After attending a 7.5 hour training on the new GRI G4 guidelines last week, I am convinced that this will not be so, and that the changes to the guidelines are largely positive and on-trend with where CSR is headed.
Every sustainability reporter has a slightly different take on the most important changes the G4 guidelines bring. The three most significant positive changes I see with the new G4 guidelines are:
1) Only reporting on what’s material. This is not a new concept for the GRI guidelines, but the focus on material issues ONLY will help reporting organizations to really focus their reporting and supporting CSR strategies.
2) Reporting on your supply chain. The new guidelines encourage companies to identify and disclose where in their supply chains their impacts occur. This is right on pace with the current movement in CSR today toward understanding and reducing impacts at the supplier level.
3) Reporting “in accordance” rather than to a particular application level. I am glad to see the A,B,C ranking replaced by the “in accordance” levels of CORE and COMPREHENSIVE. Reporting in accordance with CORE requirements is somewhat akin to reporting at a C level, and COMPREHENSIVE to an A level, however removing the letters removes the inevitable feeling of being “graded”.
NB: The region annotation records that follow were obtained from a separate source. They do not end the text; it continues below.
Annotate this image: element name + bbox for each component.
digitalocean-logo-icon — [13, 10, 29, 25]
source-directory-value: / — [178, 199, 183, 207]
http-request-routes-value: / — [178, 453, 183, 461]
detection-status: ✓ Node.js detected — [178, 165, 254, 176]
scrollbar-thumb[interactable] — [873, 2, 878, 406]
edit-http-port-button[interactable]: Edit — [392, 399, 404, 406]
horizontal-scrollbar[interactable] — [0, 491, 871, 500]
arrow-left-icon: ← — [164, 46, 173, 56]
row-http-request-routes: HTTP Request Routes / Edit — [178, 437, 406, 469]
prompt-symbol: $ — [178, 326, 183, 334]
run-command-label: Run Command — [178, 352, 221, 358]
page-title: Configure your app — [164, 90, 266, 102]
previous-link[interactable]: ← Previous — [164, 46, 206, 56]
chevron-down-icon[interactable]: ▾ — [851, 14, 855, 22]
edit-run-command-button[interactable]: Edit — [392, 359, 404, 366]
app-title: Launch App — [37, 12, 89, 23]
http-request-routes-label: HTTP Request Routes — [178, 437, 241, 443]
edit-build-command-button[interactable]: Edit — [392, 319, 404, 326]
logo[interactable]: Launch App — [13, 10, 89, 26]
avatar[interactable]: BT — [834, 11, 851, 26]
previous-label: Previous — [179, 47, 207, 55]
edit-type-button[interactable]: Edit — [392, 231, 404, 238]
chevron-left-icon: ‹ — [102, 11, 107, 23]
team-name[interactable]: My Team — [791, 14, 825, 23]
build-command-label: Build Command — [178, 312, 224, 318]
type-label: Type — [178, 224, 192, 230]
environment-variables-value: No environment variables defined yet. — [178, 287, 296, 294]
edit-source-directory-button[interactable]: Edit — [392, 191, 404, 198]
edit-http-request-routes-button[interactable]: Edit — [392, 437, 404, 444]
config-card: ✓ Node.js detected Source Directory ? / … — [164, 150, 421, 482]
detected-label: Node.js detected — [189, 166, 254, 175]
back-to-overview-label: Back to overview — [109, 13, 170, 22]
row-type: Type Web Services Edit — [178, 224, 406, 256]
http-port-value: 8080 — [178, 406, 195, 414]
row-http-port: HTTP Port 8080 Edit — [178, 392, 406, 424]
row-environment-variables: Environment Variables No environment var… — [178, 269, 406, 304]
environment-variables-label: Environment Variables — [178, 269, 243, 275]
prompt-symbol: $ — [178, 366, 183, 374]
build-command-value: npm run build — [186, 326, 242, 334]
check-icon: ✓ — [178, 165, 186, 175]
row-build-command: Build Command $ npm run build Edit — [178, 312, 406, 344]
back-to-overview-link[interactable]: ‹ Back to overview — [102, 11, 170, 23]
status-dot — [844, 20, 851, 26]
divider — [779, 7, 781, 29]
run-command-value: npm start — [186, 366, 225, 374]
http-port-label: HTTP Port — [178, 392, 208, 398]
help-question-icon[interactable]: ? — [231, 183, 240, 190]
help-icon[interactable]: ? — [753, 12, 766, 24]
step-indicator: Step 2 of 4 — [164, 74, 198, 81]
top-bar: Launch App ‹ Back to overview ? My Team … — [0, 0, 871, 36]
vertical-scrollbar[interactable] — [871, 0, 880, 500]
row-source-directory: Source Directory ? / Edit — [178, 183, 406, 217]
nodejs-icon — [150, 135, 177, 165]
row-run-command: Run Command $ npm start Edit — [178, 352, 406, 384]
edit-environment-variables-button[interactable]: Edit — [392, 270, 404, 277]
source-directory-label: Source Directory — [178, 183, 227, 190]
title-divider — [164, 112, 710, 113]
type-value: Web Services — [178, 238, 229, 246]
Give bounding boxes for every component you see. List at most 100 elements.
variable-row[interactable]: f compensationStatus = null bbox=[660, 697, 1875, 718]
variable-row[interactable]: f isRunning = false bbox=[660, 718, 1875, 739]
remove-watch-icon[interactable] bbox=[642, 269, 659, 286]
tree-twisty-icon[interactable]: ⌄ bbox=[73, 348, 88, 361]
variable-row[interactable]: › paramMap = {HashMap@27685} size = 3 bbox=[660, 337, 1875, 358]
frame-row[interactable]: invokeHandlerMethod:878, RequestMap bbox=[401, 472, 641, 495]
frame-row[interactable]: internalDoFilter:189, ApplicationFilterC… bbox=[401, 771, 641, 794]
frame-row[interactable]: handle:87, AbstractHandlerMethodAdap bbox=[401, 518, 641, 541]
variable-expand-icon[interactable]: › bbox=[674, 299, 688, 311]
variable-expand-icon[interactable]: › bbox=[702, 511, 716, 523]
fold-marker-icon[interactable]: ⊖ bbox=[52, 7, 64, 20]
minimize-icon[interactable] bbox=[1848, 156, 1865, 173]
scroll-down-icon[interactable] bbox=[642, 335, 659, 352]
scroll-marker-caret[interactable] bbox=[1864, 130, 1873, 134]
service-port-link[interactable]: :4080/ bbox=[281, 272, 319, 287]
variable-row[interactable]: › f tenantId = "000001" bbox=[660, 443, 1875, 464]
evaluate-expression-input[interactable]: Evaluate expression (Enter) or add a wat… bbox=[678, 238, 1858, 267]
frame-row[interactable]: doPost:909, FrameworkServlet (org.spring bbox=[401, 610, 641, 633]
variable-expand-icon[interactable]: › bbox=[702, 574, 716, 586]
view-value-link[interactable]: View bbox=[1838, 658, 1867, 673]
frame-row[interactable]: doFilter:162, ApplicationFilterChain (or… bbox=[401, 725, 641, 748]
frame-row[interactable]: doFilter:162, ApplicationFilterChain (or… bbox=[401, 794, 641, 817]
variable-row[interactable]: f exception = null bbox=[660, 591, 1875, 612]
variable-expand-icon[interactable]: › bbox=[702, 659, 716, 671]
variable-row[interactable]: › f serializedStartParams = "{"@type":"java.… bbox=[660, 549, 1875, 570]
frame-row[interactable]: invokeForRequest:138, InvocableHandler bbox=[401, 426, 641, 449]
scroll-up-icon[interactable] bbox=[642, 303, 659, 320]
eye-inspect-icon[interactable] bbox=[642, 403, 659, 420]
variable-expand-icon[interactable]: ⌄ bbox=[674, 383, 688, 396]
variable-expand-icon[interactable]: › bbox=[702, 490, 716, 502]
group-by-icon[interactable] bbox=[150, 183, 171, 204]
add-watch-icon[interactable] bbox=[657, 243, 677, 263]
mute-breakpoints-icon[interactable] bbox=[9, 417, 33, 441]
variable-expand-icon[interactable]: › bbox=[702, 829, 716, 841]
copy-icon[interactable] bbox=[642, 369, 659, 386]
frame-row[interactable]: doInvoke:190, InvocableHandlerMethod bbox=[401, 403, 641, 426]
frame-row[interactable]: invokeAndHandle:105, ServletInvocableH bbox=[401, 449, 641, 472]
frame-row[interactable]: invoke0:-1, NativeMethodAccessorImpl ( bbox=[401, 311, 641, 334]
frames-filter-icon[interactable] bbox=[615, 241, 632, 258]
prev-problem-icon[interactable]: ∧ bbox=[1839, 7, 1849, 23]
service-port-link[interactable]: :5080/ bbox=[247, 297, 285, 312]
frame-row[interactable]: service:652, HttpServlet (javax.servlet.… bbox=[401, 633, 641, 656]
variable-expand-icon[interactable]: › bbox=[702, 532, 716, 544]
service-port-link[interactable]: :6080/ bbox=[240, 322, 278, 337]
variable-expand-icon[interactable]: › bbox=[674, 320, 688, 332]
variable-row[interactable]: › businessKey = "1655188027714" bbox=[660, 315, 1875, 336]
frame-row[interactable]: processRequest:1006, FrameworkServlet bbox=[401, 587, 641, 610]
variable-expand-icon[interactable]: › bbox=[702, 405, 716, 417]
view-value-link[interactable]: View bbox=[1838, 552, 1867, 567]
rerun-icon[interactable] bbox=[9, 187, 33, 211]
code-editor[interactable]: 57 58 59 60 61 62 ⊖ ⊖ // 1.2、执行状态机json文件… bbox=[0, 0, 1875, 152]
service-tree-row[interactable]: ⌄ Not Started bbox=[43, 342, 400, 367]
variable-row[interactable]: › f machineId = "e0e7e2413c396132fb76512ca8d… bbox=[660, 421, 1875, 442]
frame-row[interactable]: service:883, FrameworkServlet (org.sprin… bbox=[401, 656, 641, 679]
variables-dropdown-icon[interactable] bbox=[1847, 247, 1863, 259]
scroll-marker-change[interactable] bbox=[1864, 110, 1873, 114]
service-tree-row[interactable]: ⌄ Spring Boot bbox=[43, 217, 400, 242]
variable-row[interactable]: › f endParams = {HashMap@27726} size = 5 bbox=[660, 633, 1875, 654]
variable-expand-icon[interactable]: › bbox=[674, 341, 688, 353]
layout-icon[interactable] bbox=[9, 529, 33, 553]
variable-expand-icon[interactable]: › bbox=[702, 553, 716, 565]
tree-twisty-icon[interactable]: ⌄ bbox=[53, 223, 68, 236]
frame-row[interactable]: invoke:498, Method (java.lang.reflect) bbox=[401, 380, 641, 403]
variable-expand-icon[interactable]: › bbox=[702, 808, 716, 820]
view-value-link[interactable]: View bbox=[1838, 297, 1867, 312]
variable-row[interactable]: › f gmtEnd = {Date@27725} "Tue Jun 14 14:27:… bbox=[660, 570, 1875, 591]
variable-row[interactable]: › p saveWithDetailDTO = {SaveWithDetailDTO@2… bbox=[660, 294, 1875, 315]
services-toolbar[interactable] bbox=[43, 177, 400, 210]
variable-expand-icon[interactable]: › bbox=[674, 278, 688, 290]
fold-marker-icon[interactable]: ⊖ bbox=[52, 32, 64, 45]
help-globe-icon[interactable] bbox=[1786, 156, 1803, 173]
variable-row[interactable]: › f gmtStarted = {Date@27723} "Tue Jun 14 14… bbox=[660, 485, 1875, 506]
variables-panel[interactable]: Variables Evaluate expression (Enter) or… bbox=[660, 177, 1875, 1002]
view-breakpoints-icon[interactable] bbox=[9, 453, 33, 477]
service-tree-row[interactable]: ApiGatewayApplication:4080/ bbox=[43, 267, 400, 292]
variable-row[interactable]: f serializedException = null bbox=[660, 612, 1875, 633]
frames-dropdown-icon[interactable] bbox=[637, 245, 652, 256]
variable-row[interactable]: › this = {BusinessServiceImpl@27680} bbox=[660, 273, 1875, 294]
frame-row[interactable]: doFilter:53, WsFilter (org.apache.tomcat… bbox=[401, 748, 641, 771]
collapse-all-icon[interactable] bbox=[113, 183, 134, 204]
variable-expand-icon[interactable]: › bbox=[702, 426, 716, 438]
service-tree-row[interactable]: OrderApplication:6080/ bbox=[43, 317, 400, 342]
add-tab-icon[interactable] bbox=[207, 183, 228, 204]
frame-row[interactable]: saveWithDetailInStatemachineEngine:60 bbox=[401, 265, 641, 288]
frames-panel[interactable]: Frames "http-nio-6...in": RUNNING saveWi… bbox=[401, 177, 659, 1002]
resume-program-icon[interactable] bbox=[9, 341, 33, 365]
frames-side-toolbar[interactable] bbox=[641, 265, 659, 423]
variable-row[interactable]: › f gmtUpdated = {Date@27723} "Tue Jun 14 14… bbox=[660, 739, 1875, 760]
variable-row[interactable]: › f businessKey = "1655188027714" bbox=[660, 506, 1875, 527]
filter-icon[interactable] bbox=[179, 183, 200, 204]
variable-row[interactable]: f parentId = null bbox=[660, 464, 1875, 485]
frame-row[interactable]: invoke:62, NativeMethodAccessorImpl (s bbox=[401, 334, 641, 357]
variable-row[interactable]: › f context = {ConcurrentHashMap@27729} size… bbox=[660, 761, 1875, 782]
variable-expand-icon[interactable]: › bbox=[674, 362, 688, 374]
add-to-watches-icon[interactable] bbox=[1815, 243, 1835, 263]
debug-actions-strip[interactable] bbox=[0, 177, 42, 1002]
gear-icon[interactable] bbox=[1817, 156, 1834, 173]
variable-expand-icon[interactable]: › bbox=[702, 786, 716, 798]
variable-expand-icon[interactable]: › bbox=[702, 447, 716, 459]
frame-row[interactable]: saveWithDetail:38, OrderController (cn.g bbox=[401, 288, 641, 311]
This said, implementing the new guidelines will require organizations to do some new work. They will need to ask some new questions, and revisit their CSR strategy to respond to them. Rather than being perceived as a burdensome task, however, it’s our hope that reconvening the group to evaluate their CSR strategy from a different perspective will be seen by reporting organizations as a positive opportunity to increase the health and strength of their organizations.